Sunday, December 29, 2013

Book 125: Purge

This was a dark book.  That may be the most accurate description.  Aliide has lived in a her village in Estonia her entire life, and she is incredibly suspicious.  It doesn't help that she is an outcast in her area, thus making her a lonely target.  As a result, even though she helps the young woman she discovers in her garden and hides her, she also suspects her of hiding something (which she is), and possibly plotting against her (which she isn't).
Zara, the young woman, is the character in the novel it is easiest to sympathize with.  The novel's present day is 1992, and Zara is a Russian, though she speaks Estonian due to her family's background and origin in the area.  After the collapse of the USSR, Zara comes west to make money, but instead discovers that she has been tricked into a sex trafficking ring, forced into prostitution.  She has escaped but fears that it is only temporary.

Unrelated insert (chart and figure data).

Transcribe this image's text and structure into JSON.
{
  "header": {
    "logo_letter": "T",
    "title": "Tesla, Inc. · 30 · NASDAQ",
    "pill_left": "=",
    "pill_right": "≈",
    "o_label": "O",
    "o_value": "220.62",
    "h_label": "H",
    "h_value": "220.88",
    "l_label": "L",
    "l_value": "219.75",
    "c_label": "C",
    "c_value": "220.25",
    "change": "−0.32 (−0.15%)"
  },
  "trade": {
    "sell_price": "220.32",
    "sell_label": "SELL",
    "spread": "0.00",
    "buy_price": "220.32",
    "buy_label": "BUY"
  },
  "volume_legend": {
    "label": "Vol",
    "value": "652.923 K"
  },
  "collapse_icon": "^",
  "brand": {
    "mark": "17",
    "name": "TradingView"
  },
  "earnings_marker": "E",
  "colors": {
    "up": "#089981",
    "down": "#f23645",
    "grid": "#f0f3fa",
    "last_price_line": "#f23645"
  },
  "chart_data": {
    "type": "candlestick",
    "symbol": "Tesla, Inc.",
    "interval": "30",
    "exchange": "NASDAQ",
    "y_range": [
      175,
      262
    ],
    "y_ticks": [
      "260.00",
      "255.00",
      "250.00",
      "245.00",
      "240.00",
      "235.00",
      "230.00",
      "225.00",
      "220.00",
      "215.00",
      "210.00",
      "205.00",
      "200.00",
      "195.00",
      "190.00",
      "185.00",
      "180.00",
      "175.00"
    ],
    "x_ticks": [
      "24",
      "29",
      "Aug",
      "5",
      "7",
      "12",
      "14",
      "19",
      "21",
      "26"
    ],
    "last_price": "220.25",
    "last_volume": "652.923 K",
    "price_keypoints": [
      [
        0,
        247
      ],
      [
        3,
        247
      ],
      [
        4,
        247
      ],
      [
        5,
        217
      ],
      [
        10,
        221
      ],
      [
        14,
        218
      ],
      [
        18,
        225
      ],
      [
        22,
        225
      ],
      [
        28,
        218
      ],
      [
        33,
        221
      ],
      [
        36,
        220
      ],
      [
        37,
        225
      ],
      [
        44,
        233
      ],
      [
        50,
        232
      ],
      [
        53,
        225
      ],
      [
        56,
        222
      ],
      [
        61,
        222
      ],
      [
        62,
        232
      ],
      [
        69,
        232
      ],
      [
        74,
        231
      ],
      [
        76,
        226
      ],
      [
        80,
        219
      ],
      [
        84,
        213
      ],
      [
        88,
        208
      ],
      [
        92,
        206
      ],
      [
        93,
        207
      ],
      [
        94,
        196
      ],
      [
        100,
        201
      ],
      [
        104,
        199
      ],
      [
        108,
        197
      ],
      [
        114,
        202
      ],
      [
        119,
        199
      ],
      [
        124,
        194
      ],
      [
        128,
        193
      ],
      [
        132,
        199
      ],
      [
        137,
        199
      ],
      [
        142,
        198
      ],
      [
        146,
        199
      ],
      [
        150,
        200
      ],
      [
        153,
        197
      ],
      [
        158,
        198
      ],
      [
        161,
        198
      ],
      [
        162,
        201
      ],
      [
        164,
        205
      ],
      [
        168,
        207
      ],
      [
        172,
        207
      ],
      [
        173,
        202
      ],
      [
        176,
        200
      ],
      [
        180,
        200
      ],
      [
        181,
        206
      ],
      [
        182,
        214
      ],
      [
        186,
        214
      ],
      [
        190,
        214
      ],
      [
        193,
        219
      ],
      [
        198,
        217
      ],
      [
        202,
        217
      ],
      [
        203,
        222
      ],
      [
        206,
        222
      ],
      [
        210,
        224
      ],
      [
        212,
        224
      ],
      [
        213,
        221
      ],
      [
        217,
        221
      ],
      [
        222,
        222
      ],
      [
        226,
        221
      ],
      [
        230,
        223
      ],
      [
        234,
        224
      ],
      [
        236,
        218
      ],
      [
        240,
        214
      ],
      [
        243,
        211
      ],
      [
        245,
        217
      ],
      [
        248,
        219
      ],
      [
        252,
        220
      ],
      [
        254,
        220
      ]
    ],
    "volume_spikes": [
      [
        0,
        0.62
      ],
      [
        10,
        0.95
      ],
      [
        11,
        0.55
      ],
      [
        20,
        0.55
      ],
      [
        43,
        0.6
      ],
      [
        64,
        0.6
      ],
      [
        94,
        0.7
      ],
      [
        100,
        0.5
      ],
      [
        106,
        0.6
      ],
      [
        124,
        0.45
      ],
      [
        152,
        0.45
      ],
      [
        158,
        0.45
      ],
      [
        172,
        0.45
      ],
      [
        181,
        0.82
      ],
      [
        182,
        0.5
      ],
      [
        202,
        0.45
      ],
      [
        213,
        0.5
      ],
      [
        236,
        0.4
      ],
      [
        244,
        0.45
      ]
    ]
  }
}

Aliide has survived the occupation of the Germans, and the Russians.  In her part of the world, the Russians were the greater of two evils, and interactions with the Russians have left her scarred, scared and compromised.  At some point, she chose safety over integrity.  While many of her actions are despicable, Oksanen sets them up in a way that they are understandable, and shows the gradual evolution of Aliide in an organic way.  Interspersed with Aliide's and Zara's chapters of the past and present are short journal entries.  While Aliide makes questionable decisions, she is not entirely unsympathetic.  Hans, her sister's husband, ends up on the wrong side of the law, and his wife and sister-in-law, shelter him for a very long period of time, making horrific sacrifices.  However, they also protect Hans from this truth, and I actually found him to be a rather unlikable character because he continues to live in this fantasy world while the women around him suffer for him and as a result of his idealism.  He may maintain his integrity and view himself as a hero but at what cost to those around him?  What right does he have to judge anyone, such as Aliide, when it is her actions keeping him alive?  She does definitely do things later on that should and can be questioned but in other cases, Hans really has no right to judge.
I'm not sure how accurate a portrayal this is of Estonia.  The author is Finnish-Estonian, and she does mention that quite a few people left Estonia to try their luck in Finland. It is an interesting and thought provoking novel but it is also very dark and bleak.